Sant’Arpino, acquisto mascherine. Pezone:”Il sindaco predica bene e razzola male. Spesi 1769 euro per l’acquisto di mascherine”

SANT'ARPINO. Ha chiesto chiarimenti all'amministrazione comunale sull'acquisto di mascherine da parte di Palazzo Ducale, l'ex consigliere Francesco Pezone che, tra le altre cose, è stato candidato con il gruppo di maggioranza alle elezioni del 2016 ed ha abbandonato il sodalizio di governo per alcune incomprensioni sorte tra lui e il sindaco sull'organizzazione di un campo estivo, a cui avrebbero partecipato circa 100 bambini ma che poi fu annullato per la mancanza di fondi che non furono messi a disposizione dall'amministrazione per la realizzazione del progetto a causa della difficile situazione finanziaria del Comune.

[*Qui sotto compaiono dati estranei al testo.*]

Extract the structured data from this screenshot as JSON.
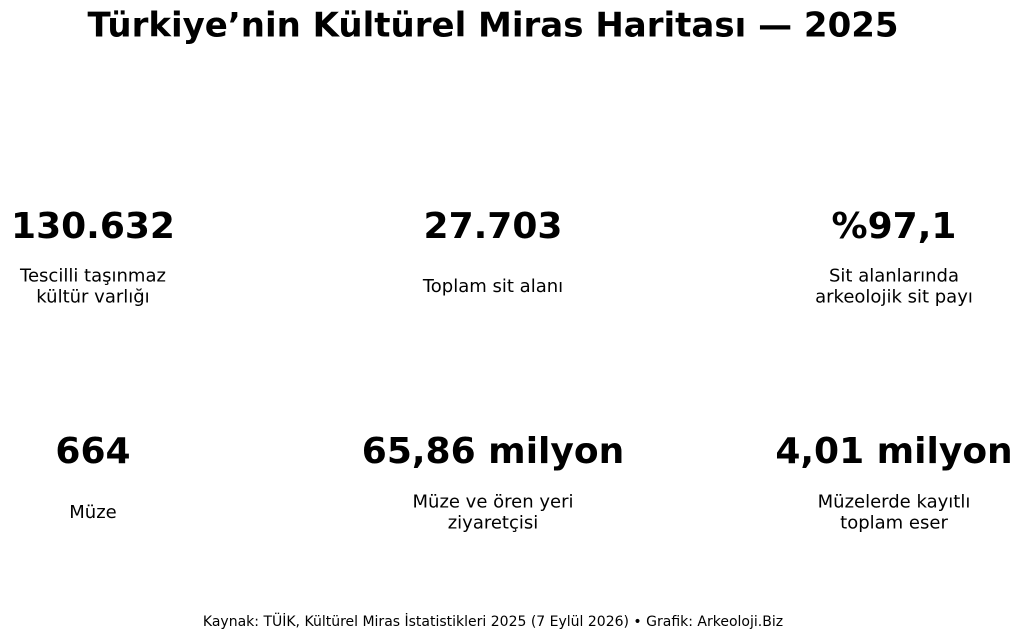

Gli anni passano ma la situazione finanziaria rimane pessima. Però, mentre per il Codi non ci fu la volontà di sacrificare una somma simile per un progetto che avrebbe impegnato 100 piccoli santarpinesi durante l'estate, oggi si fa una spesa che sembrerebbe essere inutile ed evitabile. Infatti, nonostante siano state fatte cospicue donazioni di mascherine al Comune da parte di imprenditori e cittadini, con stupore sono venuto a conoscenza, con la determina numero 60 del 29 aprile, che il Comune ha acquistato 500 mascherine spendendo ben 1769 euro. Sarebbe interessante sapere se la spesa risultava indispensabile  considerando anche che gran parte dei dipendenti comunali stanno lavorando in smart working e quindi non ne hanno bisogno.

A tutti i cittadini sono state consegnate le mascherine della Regione e quelle realizzate da alcune sarte volontarie portate casa per casa dai volontari dell'associazione Fujenti atellani e dai componenti della Protezione Civile, che non smetteremo mai di ringraziare. Il sindaco ha avuto premura di informarci con foto e comunicati stampa di tutte le donazioni extra che sono arrivate in Comune ed ora dovrebbe avere premura di far sapere ai santarpinesi perché ha acquistato ulteriori mascherine considerando le donazioni. Peppino predica bene e razzola male. L'amministrazione probabilmente è allergica al Costo Zero che però continua a sventolare quotidianamente.

Il provvedimento risulta essere nettamente contrastante con le politiche di risparmio di quest’amministrazione che, ricordiamo, ha dichiarato prima il pre-dissesto e poi il dissesto finanziario. C'è poi anche una questione morale. I donatori, infatti, in questa situazione vengono in qualche modo posti in secondo piano, un pò come ci ha abituato quest’amministrazione che fin dal suo insediamento ha sempre messo all’ultimo posto la cittadinanza dando priorità a provvedimenti ad personam. Infine, non posso non far presente che in questa storia i membri dell’opposizione consiliare, e in modo particolare la presidente della commissione trasparenza Immacolata Quattromani, risultano poco attenti nel vigilare e a chiedere chiarimenti su una questione di interessa pubblico”.